HC Deb 27 July 1893 vol 15 cc650-1
MR. SNAPE (Lancashire, S.E., Heywood)

I beg to ask the Vice President of the Committee of Council on Education what are the main objects of the inquiries of the Departmental Committee appointed to represent the Education Department, the Science and Art Department, and the Charity Commissioners; whether they include an investigation into the relative spheres of action of the Local and Central Authorities; if not, whether the powers of the Committee can be extended to such an investigation; whether the membership of the Committee can be increased in numbers so that it may comprise other than official members; and how soon will some account of the proceedings of the Departmental Committee be presented to the House? I beg also to ask the right hon. Gentleman whether the Government will introduce legislation next year with a view of establishing a properly organised system of secondary education in England?


The primary object of the Departmental Committee is to bring about more co-operation between the Departments concerned in matters in which they are jointly interested. The value of such a Committee to the Departments is so great that it will very probably become a permanent arrangement. The question of the organisation of secondary education has been before this Committee, which will gladly receive information from the Local Authorities as to the subject mentioned in the hon. Member's question. If each Local Authority were willing to forward to the Committee an account of the present position of secondary education in its district, and to give evidence if necessary, much very valuable information could be acquired. I do not propose to lay any formal Report on the Table from the Committee; but I hope to publish at a later stage sonic of the information received, whether from the Departments or from outside, which may seem likely to be of general interest. Considering the special character of this Committee, as I have described it, I do not think it would be feasible to add further Members to it.
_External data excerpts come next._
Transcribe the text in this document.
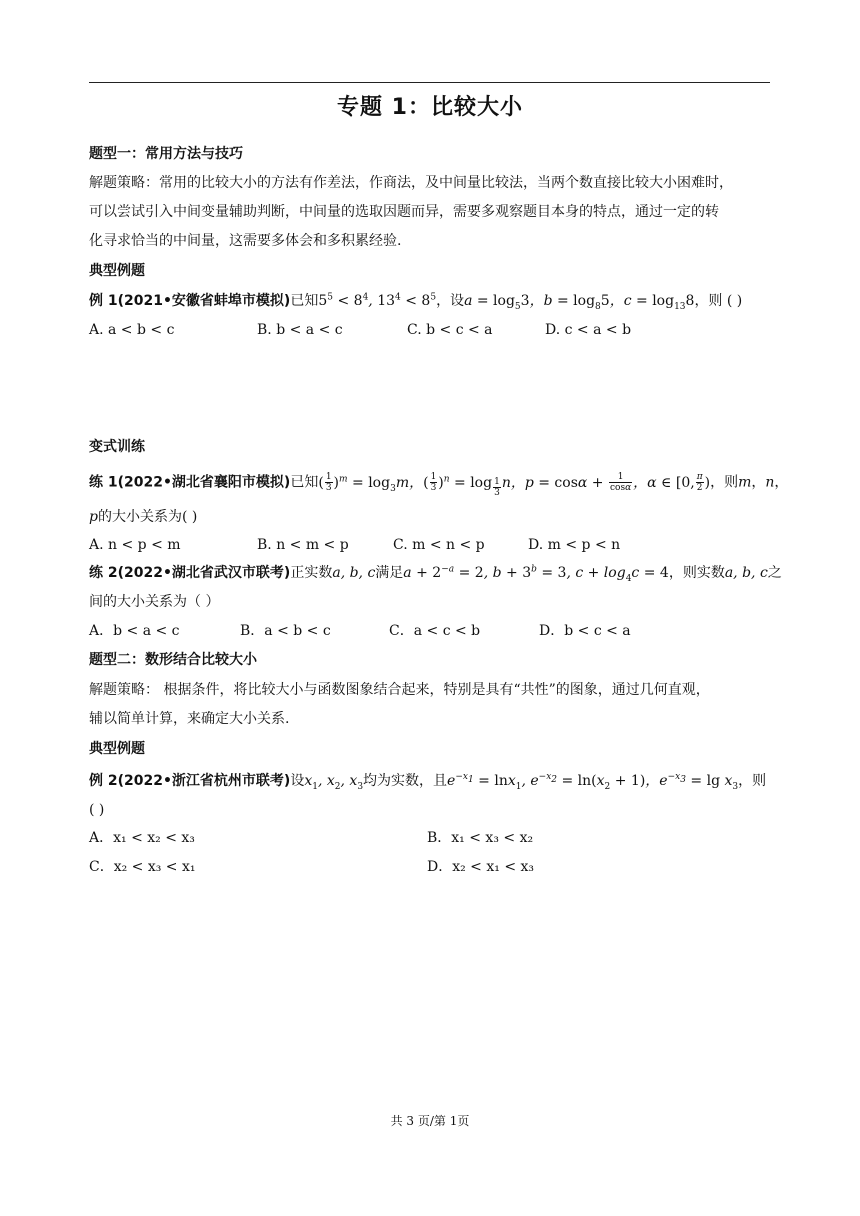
专题 1：比较大小
题型一：常用方法与技巧
解题策略：常用的比较大小的方法有作差法，作商法，及中间量比较法，当两个数直接比较大小困难时，
可以尝试引入中间变量辅助判断，中间量的选取因题而异，需要多观察题目本身的特点，通过一定的转
化寻求恰当的中间量，这需要多体会和多积累经验.
典型例题
例 1(2021•安徽省蚌埠市模拟)已知$5^5 < 8^4$, $13^4 < 8^5$，设$a = \log_53$，$b = \log_85$，$c = \log_{13}8$，则 ( )
A. a < b < c	B. b < a < c	C. b < c < a	D. c < a < b
变式训练
练 1(2022•湖北省襄阳市模拟)已知( $\frac{1}{3} )^m = \log_3m$，( $\frac{1}{3} )^n = \log _{\frac{1}{3}}$ n，$p = \cos\alpha + \frac{1}{\cos\alpha}$ ，α ∈ [0, $\frac{\pi}{2}$ )，则m，n，
p的大小关系为( )
A. n < p < m	B. n < m < p	C. m < n < p	D. m < p < n
练 2(2022•湖北省武汉市联考)正实数a, b, c满足$a + 2^{-a} = 2$, $b + 3^b = 3$, $c + \log_4c = 4$，则实数a, b, c之
间的大小关系为（ ）
A．b < a < c	B．a < b < c	C．a < c < b	D．b < c < a
题型二：数形结合比较大小
解题策略： 根据条件，将比较大小与函数图象结合起来，特别是具有“共性”的图象，通过几何直观，
辅以简单计算，来确定大小关系.
典型例题
例 2(2022•浙江省杭州市联考)设$x_1$, $x_2$, $x_3$均为实数，且$e^{-x_1} = \ln x_1$, $e^{-x_2} = \ln(x_2 + 1)$，$e^{-x_3} = \lg x_3$，则
( )
A．x₁ < x₂ < x₃	B．x₁ < x₃ < x₂
C．x₂ < x₃ < x₁	D．x₂ < x₁ < x₃
共 3 页/第 1页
It is impossible to give any promise as to legislation next year; but it is very desirable that some further powers should be given to Local Authorities with a view to the establishment of a well-organised system of secondary education.

MR. BARTLEY (Islington, N.)

Why should any selection be made? Would it not be more satisfactory to place the whole particulars before the House, and not make any selection?


A great deal of it is purely Departmental matter, and refers to discussions between various officers of the Department.